Hasta ahora, sin embargo, no se la anunció a sus padres. Y quizá no lo haga. Lo mejor, piensa mientras dobla el papel con estrellas en torno a una casita de muñecas, es dejar una carta. Así evitará que intenten convencerla.

Cuando entrega el paquete, ve que se ha formado una fila de diez o doce personas, y la imagen la deprime. Le duelen los pies. No solo se equivocó con la elección del vestido, reflexiona, sino también con los zapatos.

Cuatro horas después, malhumorada y muerta de cansancio, Lara toma su cartera para irse. Cuando empuja la puerta, nota que alguien la sostiene a su espalda. Es Orlando. Ya no lleva el uniforme.

—¿También te vas?

—Sí, por suerte.

—Pensé que salías más tarde.

—Sí, pero hoy… —Orlando hace un gesto confuso— conseguí un permiso.

—Ah, qué bien.

Ahora están parados en la vereda y una cierta incomodidad se posa entre ambos.

—Bueno —dice Lara—, yo voy para allá. Tomo el colectivo en la otra cuadra.

—Te acompaño. También voy para ese lado.

A lo largo de esa cuadra, Orlando llena el silencio con una anécdota antigua sobre un cliente que quiso entrar al negocio con un loro en el hombro. Lara se ríe, quizá en exceso. Ambos son conscientes de estar nerviosos y de que el otro también lo está. Pasan frente a una heladería y Orlando se detiene.

—Te invito con un helado.

—¿Ahora?

—Sí, es un rato nada más.

Lara duda.

—Bueno —dice al fin—. Pero tengo poco tiempo.

Cuarenta minutos más tarde, aún están sentados en una mesa. Ya han consumido los helados y siguen conversando, ahora distendidos.
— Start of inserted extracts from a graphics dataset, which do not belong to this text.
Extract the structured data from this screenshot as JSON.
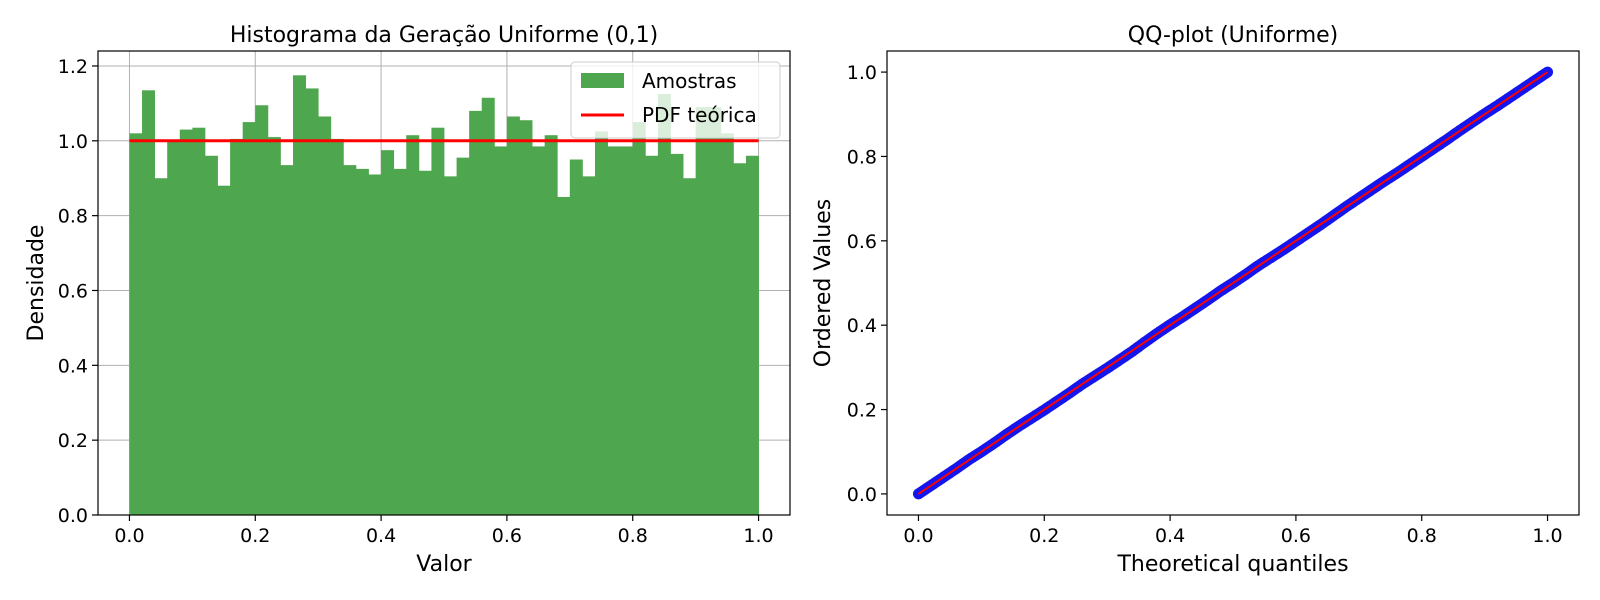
{
  "chart_data": [
    {
      "type": "bar",
      "title": "Histograma da Geração Uniforme (0,1)",
      "xlabel": "Valor",
      "ylabel": "Densidade",
      "xlim": [
        -0.05,
        1.05
      ],
      "ylim": [
        0,
        1.24
      ],
      "xticks": [
        "0.0",
        "0.2",
        "0.4",
        "0.6",
        "0.8",
        "1.0"
      ],
      "yticks": [
        "0.0",
        "0.2",
        "0.4",
        "0.6",
        "0.8",
        "1.0",
        "1.2"
      ],
      "grid": true,
      "legend_position": "top-right",
      "bin_width": 0.02,
      "series": [
        {
          "name": "Amostras",
          "color": "#4ea64e",
          "bin_start": 0.0,
          "values": [
            1.02,
            1.135,
            0.9,
            1.0,
            1.03,
            1.035,
            0.96,
            0.88,
            1.005,
            1.05,
            1.095,
            1.01,
            0.935,
            1.175,
            1.14,
            1.065,
            1.005,
            0.935,
            0.925,
            0.91,
            0.975,
            0.925,
            1.015,
            0.92,
            1.035,
            0.905,
            0.955,
            1.08,
            1.115,
            0.985,
            1.065,
            1.055,
            0.985,
            1.015,
            0.85,
            0.95,
            0.905,
            1.025,
            0.985,
            0.985,
            1.05,
            0.96,
            1.125,
            0.965,
            0.9,
            1.09,
            1.09,
            1.02,
            0.94,
            0.96
          ]
        },
        {
          "name": "PDF teórica",
          "color": "#ff0000",
          "x": [
            0.0,
            1.0
          ],
          "y": [
            1.0,
            1.0
          ]
        }
      ]
    },
    {
      "type": "scatter",
      "title": "QQ-plot (Uniforme)",
      "xlabel": "Theoretical quantiles",
      "ylabel": "Ordered Values",
      "xlim": [
        -0.05,
        1.05
      ],
      "ylim": [
        -0.05,
        1.05
      ],
      "xticks": [
        "0.0",
        "0.2",
        "0.4",
        "0.6",
        "0.8",
        "1.0"
      ],
      "yticks": [
        "0.0",
        "0.2",
        "0.4",
        "0.6",
        "0.8",
        "1.0"
      ],
      "grid": false,
      "series": [
        {
          "color": "#1515ee",
          "x": [
            0.0,
            0.02,
            0.04,
            0.06,
            0.08,
            0.1,
            0.12,
            0.14,
            0.16,
            0.18,
            0.2,
            0.22,
            0.24,
            0.26,
            0.28,
            0.3,
            0.32,
            0.34,
            0.36,
            0.38,
            0.4,
            0.42,
            0.44,
            0.46,
            0.48,
            0.5,
            0.52,
            0.54,
            0.56,
            0.58,
            0.6,
            0.62,
            0.64,
            0.66,
            0.68,
            0.7,
            0.72,
            0.74,
            0.76,
            0.78,
            0.8,
            0.82,
            0.84,
            0.86,
            0.88,
            0.9,
            0.92,
            0.94,
            0.96,
            0.98,
            1.0
          ],
          "y": [
            0.0,
            0.02,
            0.04,
            0.06,
            0.081,
            0.1,
            0.12,
            0.141,
            0.161,
            0.18,
            0.199,
            0.219,
            0.239,
            0.26,
            0.279,
            0.298,
            0.318,
            0.338,
            0.36,
            0.381,
            0.401,
            0.42,
            0.44,
            0.46,
            0.481,
            0.5,
            0.52,
            0.541,
            0.56,
            0.579,
            0.599,
            0.619,
            0.639,
            0.66,
            0.681,
            0.701,
            0.721,
            0.741,
            0.76,
            0.78,
            0.8,
            0.82,
            0.84,
            0.861,
            0.881,
            0.901,
            0.92,
            0.94,
            0.96,
            0.98,
            1.0
          ]
        },
        {
          "color": "#ff0000",
          "x": [
            0.0,
            1.0
          ],
          "y": [
            0.0,
            1.0
          ]
        }
      ]
    }
  ]
}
Orlando, que viene hablando de su pasión por la cocina, le cuenta que alguna vez tendrá un restaurante a la orilla del mar. Ella dice que pronto va a irse de viaje, que quizá ni siquiera avise a sus padres, porque de lo contrario intentarán evitarlo. Solo va a dejar una carta.

—¿Y a mí? —pregunta él.

—¿A vos, qué?

—¿Me vas a avisar? Yo también voy a dejar el trabajo pronto. Quiero poder encontrarte.

—Bueno —sonríe ella—. Te voy a avisar.